Lorsqu’elle est bien exercée, elle est au service de la communauté pour le bien de tout un chacun.
Les racines de l’autorité :
L’autorité tient ses racines du latin « auctor » qui a comme signification « la personne qui se porte garante pour un autre ». « Auctor » veut dire en français « auteur ».
L’auteur est celui qui répond de ce qu’il écrit. Il en est garant tant dans les points d’élévation qu’il apporte, que dans les potentielles erreurs qu’il commet. Il a la responsabilité pleine et entière de ce qu’il partage. « Auctor » est dérivé du verbe augeo qui veut dire augmenter, faire croître.
Dans le mot autorité il y a la notion d’augmentation. Quelqu’un qui a autorité sur moi c’est quelqu’un qui m’augmente dans un ou plusieurs domaines.
L’autorité encourage la responsabilisation et favorise l’autonomie de l’autre.
Ce sont les parents qui accompagnent leurs enfants à grandir. Le professeur qui transmet un savoir à l’élève. Le formateur qui accompagne dans le développement de compétences. Le médecin qui soigne son patient. Le thérapeute qui accompagne la personne qui vient le consulter. Le manager qui coordonne le groupe et accompagne ses collaborateurs dans leur progression professionnelle.
Je ne peux avoir autorité sur quelqu’un et sur un groupe que dans l’espace relationnel qui entoure nos interactions. Autorité est synonyme de responsabilités.
Si une personne, une œuvre ou une institution a une fonction d’augmentation et de valorisation alors elle exerce un rôle d’autorité. Je reconnais ainsi son autorité contextuelle et ce qu’il m’apporte dans ma construction et/ou mon développement (personnel, professionnel, spirituel, sportif…).
J’ai conscience que l’autre a un plus à m’apporter par son expertise, son rôle, ses spécificités et je consens obéissance dans cette relation asymétrique devant ce plus que je reçois pour grandir et m’enrichir.
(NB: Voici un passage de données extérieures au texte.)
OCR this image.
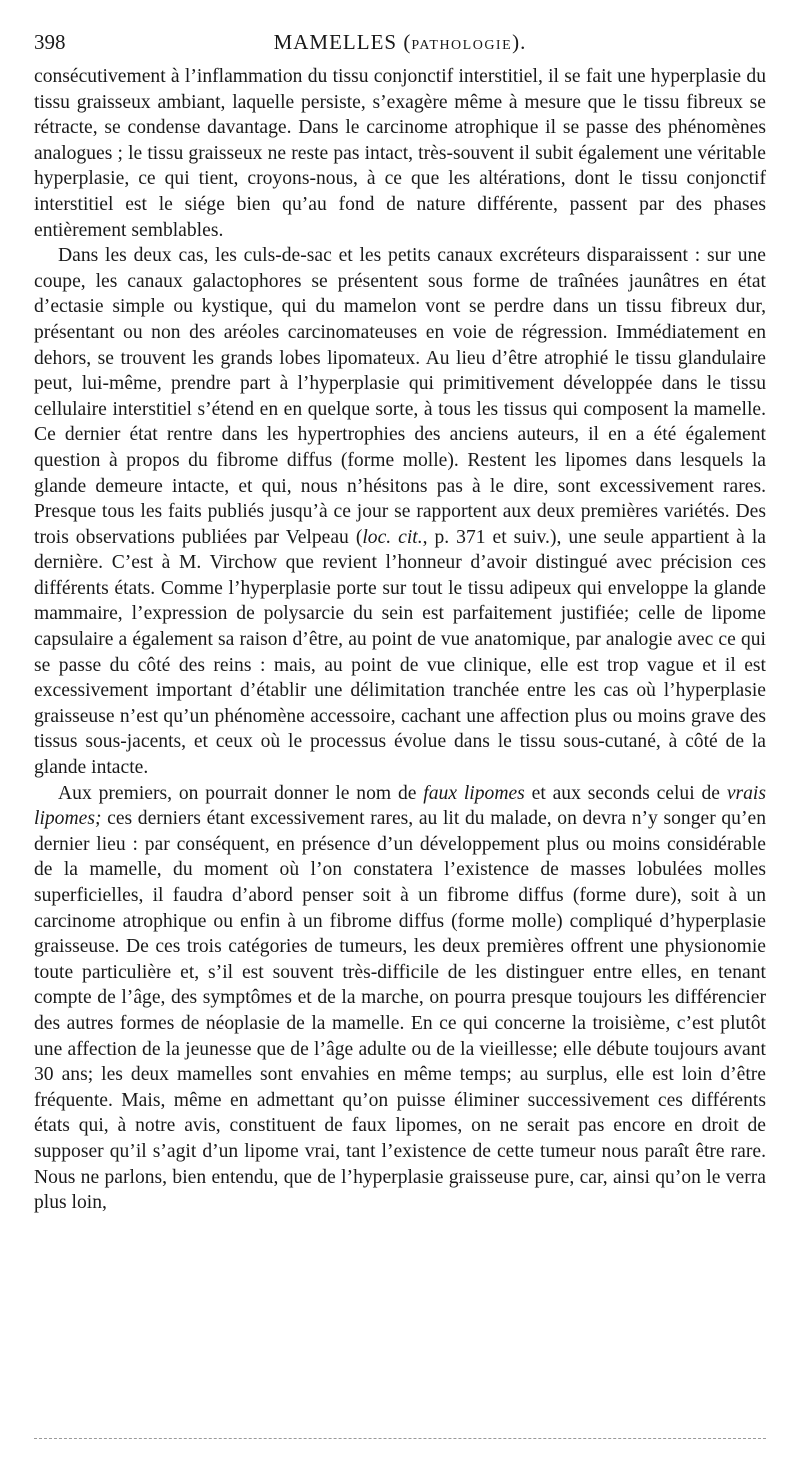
398	MAMELLES (PATHOLOGIE).

consécutivement à l’inflammation du tissu conjonctif interstitiel, il se fait une hyperplasie du tissu graisseux ambiant, laquelle persiste, s’exagère même à mesure que le tissu fibreux se rétracte, se condense davantage. Dans le carcinome atrophique il se passe des phénomènes analogues ; le tissu graisseux ne reste pas intact, très-souvent il subit également une véritable hyperplasie, ce qui tient, croyons-nous, à ce que les altérations, dont le tissu conjonctif interstitiel est le siége bien qu’au fond de nature différente, passent par des phases entièrement semblables.

Dans les deux cas, les culs-de-sac et les petits canaux excréteurs disparaissent : sur une coupe, les canaux galactophores se présentent sous forme de traînées jaunâtres en état d’ectasie simple ou kystique, qui du mamelon vont se perdre dans un tissu fibreux dur, présentant ou non des aréoles carcinomateuses en voie de régression. Immédiatement en dehors, se trouvent les grands lobes lipomateux. Au lieu d’être atrophié le tissu glandulaire peut, lui-même, prendre part à l’hyperplasie qui primitivement développée dans le tissu cellulaire interstitiel s’étend en en quelque sorte, à tous les tissus qui composent la mamelle. Ce dernier état rentre dans les hypertrophies des anciens auteurs, il en a été également question à propos du fibrome diffus (forme molle). Restent les lipomes dans lesquels la glande demeure intacte, et qui, nous n’hésitons pas à le dire, sont excessivement rares. Presque tous les faits publiés jusqu’à ce jour se rapportent aux deux premières variétés. Des trois observations publiées par Velpeau (loc. cit., p. 371 et suiv.), une seule appartient à la dernière. C’est à M. Virchow que revient l’honneur d’avoir distingué avec précision ces différents états. Comme l’hyperplasie porte sur tout le tissu adipeux qui enveloppe la glande mammaire, l’expression de polysarcie du sein est parfaitement justifiée; celle de lipome capsulaire a également sa raison d’être, au point de vue anatomique, par analogie avec ce qui se passe du côté des reins : mais, au point de vue clinique, elle est trop vague et il est excessivement important d’établir une délimitation tranchée entre les cas où l’hyperplasie graisseuse n’est qu’un phénomène accessoire, cachant une affection plus ou moins grave des tissus sous-jacents, et ceux où le processus évolue dans le tissu sous-cutané, à côté de la glande intacte.

Aux premiers, on pourrait donner le nom de faux lipomes et aux seconds celui de vrais lipomes; ces derniers étant excessivement rares, au lit du malade, on devra n’y songer qu’en dernier lieu : par conséquent, en présence d’un développement plus ou moins considérable de la mamelle, du moment où l’on constatera l’existence de masses lobulées molles superficielles, il faudra d’abord penser soit à un fibrome diffus (forme dure), soit à un carcinome atrophique ou enfin à un fibrome diffus (forme molle) compliqué d’hyperplasie graisseuse. De ces trois catégories de tumeurs, les deux premières offrent une physionomie toute particulière et, s’il est souvent très-difficile de les distinguer entre elles, en tenant compte de l’âge, des symptômes et de la marche, on pourra presque toujours les différencier des autres formes de néoplasie de la mamelle. En ce qui concerne la troisième, c’est plutôt une affection de la jeunesse que de l’âge adulte ou de la vieillesse; elle débute toujours avant 30 ans; les deux mamelles sont envahies en même temps; au surplus, elle est loin d’être fréquente. Mais, même en admettant qu’on puisse éliminer successivement ces différents états qui, à notre avis, constituent de faux lipomes, on ne serait pas encore en droit de supposer qu’il s’agit d’un lipome vrai, tant l’existence de cette tumeur nous paraît être rare. Nous ne parlons, bien entendu, que de l’hyperplasie graisseuse pure, car, ainsi qu’on le verra plus loin,
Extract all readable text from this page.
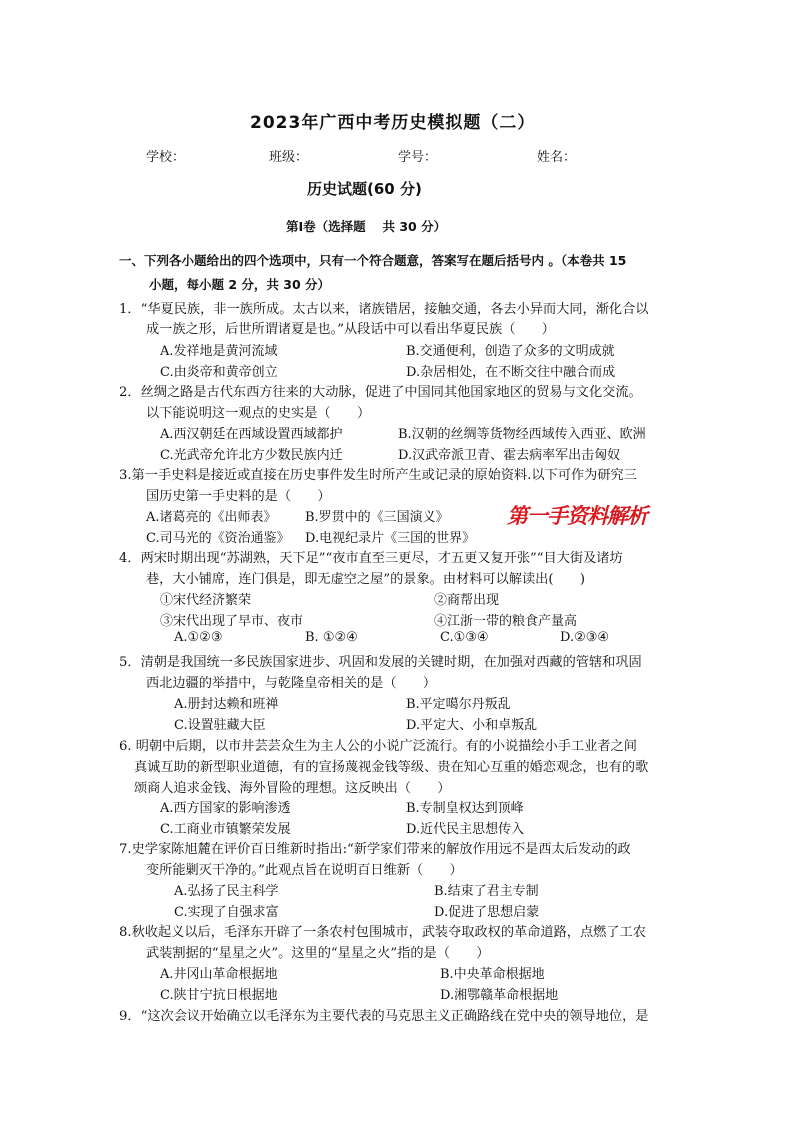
2023年广西中考历史模拟题（二）
学校：	班级：	学号：	姓名：
历史试题(60 分)
第Ⅰ卷（选择题　 共 30 分）
一、下列各小题给出的四个选项中，只有一个符合题意，答案写在题后括号内 。（本卷共 15
小题，每小题 2 分，共 30 分）
1．“华夏民族，非一族所成。太古以来，诸族错居，接触交通，各去小异而大同，渐化合以
成一族之形，后世所谓诸夏是也。”从段话中可以看出华夏民族（　　）
A.发祥地是黄河流域	B.交通便利，创造了众多的文明成就
C.由炎帝和黄帝创立	D.杂居相处，在不断交往中融合而成
2．丝绸之路是古代东西方往来的大动脉，促进了中国同其他国家地区的贸易与文化交流。
以下能说明这一观点的史实是（　　）
A.西汉朝廷在西域设置西域都护	B.汉朝的丝绸等货物经西域传入西亚、欧洲
C.光武帝允许北方少数民族内迁	D.汉武帝派卫青、霍去病率军出击匈奴
3.第一手史料是接近或直接在历史事件发生时所产生或记录的原始资料.以下可作为研究三
国历史第一手史料的是（　　）
A.诸葛亮的《出师表》 B.罗贯中的《三国演义》
C.司马光的《资治通鉴》 D.电视纪录片《三国的世界》
第一手资料解析
4．两宋时期出现“苏湖熟，天下足”“夜市直至三更尽，才五更又复开张”“目大街及诸坊
巷，大小铺席，连门俱是，即无虚空之屋”的景象。由材料可以解读出(　　)
①宋代经济繁荣	②商帮出现
③宋代出现了早市、夜市	④江浙一带的粮食产量高
A.①②③	B. ①②④	C.①③④	D.②③④
5．清朝是我国统一多民族国家进步、巩固和发展的关键时期，在加强对西藏的管辖和巩固
西北边疆的举措中，与乾隆皇帝相关的是（　　）
A.册封达赖和班禅	B.平定噶尔丹叛乱
C.设置驻藏大臣	D.平定大、小和卓叛乱
6. 明朝中后期，以市井芸芸众生为主人公的小说广泛流行。有的小说描绘小手工业者之间
真诚互助的新型职业道德，有的宣扬蔑视金钱等级、贵在知心互重的婚恋观念，也有的歌
颂商人追求金钱、海外冒险的理想。这反映出（　　）
A.西方国家的影响渗透	B.专制皇权达到顶峰
C.工商业市镇繁荣发展	D.近代民主思想传入
7.史学家陈旭麓在评价百日维新时指出:“新学家们带来的解放作用远不是西太后发动的政
变所能剿灭干净的。”此观点旨在说明百日维新（　　）
A.弘扬了民主科学	B.结束了君主专制
C.实现了自强求富	D.促进了思想启蒙
8.秋收起义以后，毛泽东开辟了一条农村包围城市，武装夺取政权的革命道路，点燃了工农
武装割据的“星星之火”。这里的“星星之火”指的是（　　）
A.井冈山革命根据地	B.中央革命根据地
C.陕甘宁抗日根据地	D.湘鄂赣革命根据地
9．“这次会议开始确立以毛泽东为主要代表的马克思主义正确路线在党中央的领导地位，是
L’autorité n’est ni la coercition ni le contrôle tout puissant des êtres par l’aliénation et l’asservissement. Celui qui a cette responsabilité dans le cadre de son rôle doit avoir à l’esprit que la relation asymétrique est au service d’un but, d’un objectif commun, de l’autre, de quelque chose qui est de nature à développer, à apporter un plus.
L'abus d'autorité : quels risques ?
L’autre est un individu à part entière avec des besoins. Il doit être considéré comme tel et non utilisé comme un objet pour répondre aux besoins d’une personne d’un groupe d’une organisation ou d’une société sous couvert d’une rétribution quelconque matérielle financière, affective. (Reconnaissance, appartenance, salaire, logement…).
Dans cette dynamique, l’autre est déshumanisé, maintenu en relation de dépendance et potentiellement assujettit au bon vouloir de celui qui le rétribue.
S’il s’autorise un abus dans sa posture, la personne qui détient l’autorité manque à ses responsabilités, notamment celle de protéger ses subordonnés. Il sort du champ de l’autorité pour entrer dans une forme de contrainte d’autoritarisme voire d’emprise.
Il est facile d’imaginer tout ce qui va blesser l’individu dans son rapport à la relation d’autorité (…)
- Le contrôle coercitif,
- La perte de liberté d’expression,
- L’humiliation,
- La non-considération,
- Les violences physiques,
- Les violences psychologiques,
- Le dénigrement,
- L’ignorance,
- L’abandon
- Les insultes,
- Le manque de respect,
- La mise au placard,
- Le mépris,
- L’arrogance,
- L’aliénation
- Le laxisme…
Par manque :
- De compétences relationnelles, (manque de formes pour faire passer le message…)
- De compétences psychosociales,
- De leadership de soi,
- De contrôle de soi
- De conscience de soi et de gestion de ses émotions,
- D’ouverture à l’autre,
- De flexibilité et de maturité relationnelles,
- De moralité,
- De fermeté,
- De reconnaissance des compétences de l’autre,
- De confiance dans l’autre dans sa capacité à réussir,
- …
Décrédibilisant ainsi celui qui détient l’autorité et suscitant de l’autre côté de la relation, des réactions :
- De rejet,
- De résistance,
- De réactance (réaction émotionnelle négative lorsqu’une personne subit une menace ou une perte de liberté qui la motive à transgresser ce qui est posé)
- D’agressivité passive
- De soumission parce que le cadre l’impose (dans les systèmes totalitaires, en entreprise, dans les familles dysfonctionnelles, autres…), mais que la personne intérieurement ne cautionne pas, et qui est source d’hostilité pour la figure qui incarne l’autorité.
- D’aliénation
Limitant ainsi la transmission, l’expression du potentiel humain et toute la richesse qui en découle. Entraînant même la mort à petit feu d’une civilisation par déliquescence de la transmission notamment des fondamentaux, des racines, de l’histoire et des valeurs.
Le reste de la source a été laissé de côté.